While leading the way for the Idaho Stampede during quite the turnaround season thus far, Pierre Jackson has been doing his best to all but run away with the D-League's Most Valuable Player award.
With as much prowess as the young gun displays on both ends of the court, one would think an NBA team would take notice and scoop him right up. But 21 games later, and Jackson is still donning a Stampede uniform.
Of course, much of that is not the Baylor alum's fault. His NBA Draft rights are still owned by the New Orleans Pelicans, giving them exclusive rights to call him up from the D-League, if so desired. No other team can at this point.
Having one out of thirty odds certainly makes it difficult for any prospect (even one of Jackson's stature) to earn himself a promotion to the NBA. With New Orleans already crowded at both guard positions, the Stampede star continues to be an odd man out.

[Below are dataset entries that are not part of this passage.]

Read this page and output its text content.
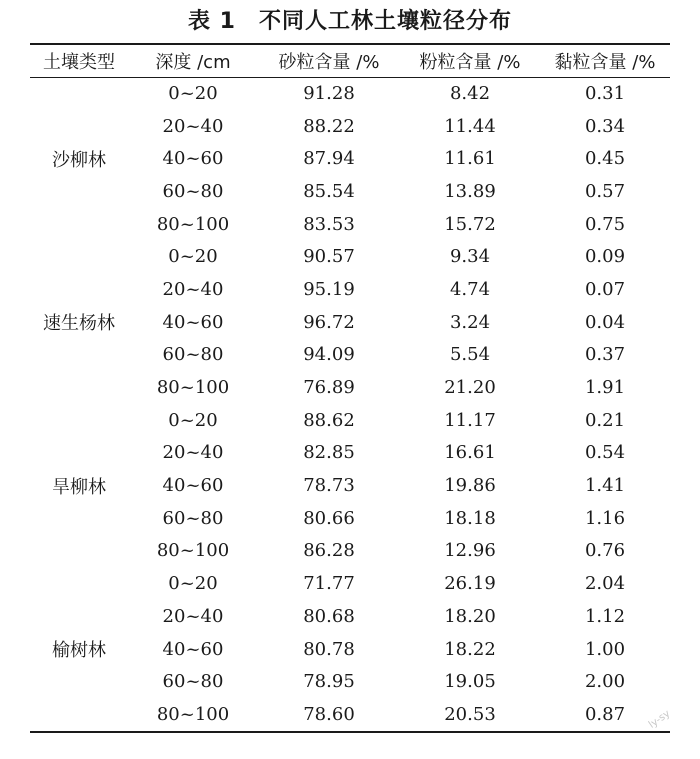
表 1　不同人工林土壤粒径分布
土壤类型	深度 /cm	砂粒含量 /%	粉粒含量 /%	黏粒含量 /%
沙柳林	0~20	91.28	8.42	0.31
	20~40	88.22	11.44	0.34
	40~60	87.94	11.61	0.45
	60~80	85.54	13.89	0.57
	80~100	83.53	15.72	0.75
速生杨林	0~20	90.57	9.34	0.09
	20~40	95.19	4.74	0.07
	40~60	96.72	3.24	0.04
	60~80	94.09	5.54	0.37
	80~100	76.89	21.20	1.91
旱柳林	0~20	88.62	11.17	0.21
	20~40	82.85	16.61	0.54
	40~60	78.73	19.86	1.41
	60~80	80.66	18.18	1.16
	80~100	86.28	12.96	0.76
榆树林	0~20	71.77	26.19	2.04
	20~40	80.68	18.20	1.12
	40~60	80.78	18.22	1.00
	60~80	78.95	19.05	2.00
	80~100	78.60	20.53	0.87 ly-sy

All of this undeniably plays against Jackson's chances of reaching the next level sooner, rather than later. But perhaps a further, more complicated question, is why? Why hasn't Jackson been called up by the Pelicans? What makes him inferior to the team's already existent guards, in the organization's eyes?
It's one thing to suggest New Orleans has more than enough guards in town already, but it's another thing to ponder exactly what has held Jackson back from climbing up ladder and leapfrogging someone else up until now.
Often able to dominate the minor league competition, Jackson has been to both dish and swish with ease. What's more, he's also one of the more determined defensive players, imposing himself as a pest to deal with for fellow opposing floor generals. The young gun's stat-line is rather remarkable from left to right, save for one glaring weakness.
Despite his evident D-League star quality, Jackson's 4.1 turnovers per game certainly aren't a favorable attribute of his. The Stampede's offense runs through him, but they also employ a savvy floor general Dee Bost alongside the former. This means that despite his reputation as a go-to-guy, Jackson doesn't and won't always have the ball in his hands for Idaho. This makes his turnover number that much more discouraging.
His ability to take care of the ball (or his struggle to do so) is Jackson's glaring weakness. There's no doubt about that. Still, the fact that he's rather dominant in every other way just about makes up for the single shortcoming.
Getting that number down is something Jackson can work on and improve upon. That's within his own control. Still very young, with time, he'll likely be able to achieve such a goal. Even so, there are other factors that are simply out of the guard's hands, for better or for worse.
In addition to the draft rights situation, Jackson stands at just 5'11" and 176 pounds. Idaho may in fact play Jackson and Bost together, but even in an NBA that is seeing more and more teams favor small ball, squads may still need to go a little taller than that.
Seemingly too short to hold his own as a shooting guard in The Association, perhaps Jackson's turnover numbers are enough to scare a team like the Pelicans away from trusting him as a full-time point guard.
Is that truly what's holding him back at this point? Who knows. Still, it'll be interesting to see if as Jackson progresses to take care of the ball a bit more, if the Pelicans are more inclined to call him up and give him a shot in lieu of trading his rights away for another team to capitalize on his already existent swagger and skills.